Of course, it wasn't always smooth.
"Okay, doodle bug," said Lexie, shutting off the television. "C'mon. We have to go to the store."
"Noooo, mommy!" I said, pointing to the television. "Stay!"
"Sorry, little girl," she said, "but we have to go. Stop arguing with me."
"No!" I said, and I dashed away from her.
She caught me a few steps later and picked me up. I started yelling and kicking.
"Okay, little girl," said Lexie. "I guess this time was coming sooner or later."
Lexie sat on the couch, still holding me. Then she lay me over her lap and pulled my diaper down, exposing my little baby bottom.
Then she swatted my bottom with a resounding 'thwack!'
My eyes widened.
Lexie followed up with three more thwacks to my sensitive bottom, causing me to squirm and wriggle like crazy. By now my cheeks were wet with tears and I was yelling, "No, Mommy! Pwease, Mommy! I be good, Mommy!"
Lexie picked me up then and stared at me. "All right, young lady. Are you going to behave yourself?"
I nodded, cheeks red, bottom on fire. I sucked my thumb miserably.
Lexie pulled my diaper back into place. Then she brushed my hair and arranged my locks into matching pigtails.
"There," she said. "Now you are absolutely adorable!"
She picked up the pacifier, dipped it in the fluid and handed it to me. I popped my pacifier into my mouth and took Mommy's hand.
*****
The grocery store was huge.
I clung to Mommy as we entered. Everybody was so big! This was crazy. I was going to get killed! Or hurt! Or something!
Lexie placed me in the cart, my little bare feet sliding into the holes until my diapered bottom hit the seat.
We started along the aisles. This place was crazy big! How had I ever managed to shop here?

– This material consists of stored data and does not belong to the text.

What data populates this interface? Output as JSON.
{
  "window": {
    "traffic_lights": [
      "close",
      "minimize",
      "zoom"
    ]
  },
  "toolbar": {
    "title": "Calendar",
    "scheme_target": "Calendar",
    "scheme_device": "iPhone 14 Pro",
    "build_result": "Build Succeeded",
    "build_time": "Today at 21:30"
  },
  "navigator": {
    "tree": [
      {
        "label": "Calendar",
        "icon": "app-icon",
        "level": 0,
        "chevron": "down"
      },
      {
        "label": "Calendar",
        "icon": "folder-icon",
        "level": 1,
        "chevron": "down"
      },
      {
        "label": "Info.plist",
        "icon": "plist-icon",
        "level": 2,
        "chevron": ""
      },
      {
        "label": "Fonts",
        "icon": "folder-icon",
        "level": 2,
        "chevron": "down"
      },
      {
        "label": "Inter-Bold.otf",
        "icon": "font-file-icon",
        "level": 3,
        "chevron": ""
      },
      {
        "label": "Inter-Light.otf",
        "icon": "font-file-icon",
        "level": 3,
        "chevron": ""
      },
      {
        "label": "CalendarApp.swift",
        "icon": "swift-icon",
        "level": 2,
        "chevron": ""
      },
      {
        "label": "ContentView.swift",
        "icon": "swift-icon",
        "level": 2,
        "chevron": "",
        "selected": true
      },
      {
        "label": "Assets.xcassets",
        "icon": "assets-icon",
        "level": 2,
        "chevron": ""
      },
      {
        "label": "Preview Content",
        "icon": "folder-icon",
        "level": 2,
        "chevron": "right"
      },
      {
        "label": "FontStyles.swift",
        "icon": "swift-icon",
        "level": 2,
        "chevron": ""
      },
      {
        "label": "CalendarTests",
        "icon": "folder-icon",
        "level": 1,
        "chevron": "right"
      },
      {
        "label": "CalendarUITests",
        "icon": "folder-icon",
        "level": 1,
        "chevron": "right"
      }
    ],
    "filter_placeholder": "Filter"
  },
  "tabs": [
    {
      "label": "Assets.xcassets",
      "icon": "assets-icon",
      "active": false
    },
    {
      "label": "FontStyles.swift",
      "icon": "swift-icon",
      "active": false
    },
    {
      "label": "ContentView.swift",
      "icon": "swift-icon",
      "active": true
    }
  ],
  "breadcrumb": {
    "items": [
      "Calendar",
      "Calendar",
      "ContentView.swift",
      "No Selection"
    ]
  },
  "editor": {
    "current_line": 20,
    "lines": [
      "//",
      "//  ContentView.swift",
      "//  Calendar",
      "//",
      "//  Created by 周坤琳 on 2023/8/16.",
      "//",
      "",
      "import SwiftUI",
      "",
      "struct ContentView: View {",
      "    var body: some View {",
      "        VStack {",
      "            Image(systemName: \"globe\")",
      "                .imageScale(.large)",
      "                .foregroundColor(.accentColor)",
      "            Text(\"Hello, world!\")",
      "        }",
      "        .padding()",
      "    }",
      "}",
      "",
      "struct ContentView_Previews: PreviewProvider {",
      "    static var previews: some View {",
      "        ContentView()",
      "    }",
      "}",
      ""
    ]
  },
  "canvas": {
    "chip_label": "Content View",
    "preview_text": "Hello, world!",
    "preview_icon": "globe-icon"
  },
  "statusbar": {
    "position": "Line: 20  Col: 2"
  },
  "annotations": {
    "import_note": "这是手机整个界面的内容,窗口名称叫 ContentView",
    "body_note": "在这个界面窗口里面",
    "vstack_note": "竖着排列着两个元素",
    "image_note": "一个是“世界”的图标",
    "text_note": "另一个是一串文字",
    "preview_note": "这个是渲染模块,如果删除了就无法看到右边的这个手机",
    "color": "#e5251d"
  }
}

I stayed completely quiet. I didn't want to upset Mommy again. But by the third aisle, Lexie knew something was up.
"Well, Jen-Jen," she said, sniffing the air, "I see my little girl is a poopie butt."
My cheeks burned. I couldn't even pronounce 'anxiety issues', so I didn't bother.
*****
Max was there when we got back.
"How'd it go?" he asked.
"It went fine," said Lexie. "She got a little nervous from the crowd and filled her diaper, but she behaved fine. Although she did get her first spanking this afternoon."
Lexie briefly described the spanking and Max laughed.
"Anyway," she said, "Jen-Jen seems to be right on schedule."
"Cool!" said Max.
Lexie giggled. "You hear that, doodle bug?" she said. "You're right on schedule! Keep being a good girl and you'll be allllll grown up in no time!
Schedule? What the heck were they talking about?
But then her last sentence took precedence in my mind.
All grown up.
Was there a chance I was going to get out of this mess?
I offered my prettiest smile. "Gwagahba, Mommy!" I said.
Then a wave of warmth surrounded my loins as I wet myself uncontrollably.
Lexie laughed as she dipped a bottle nipple in the fluid and popped the ba-ba into my mouth. Moments later I was nakey as Mommy changed my diaper.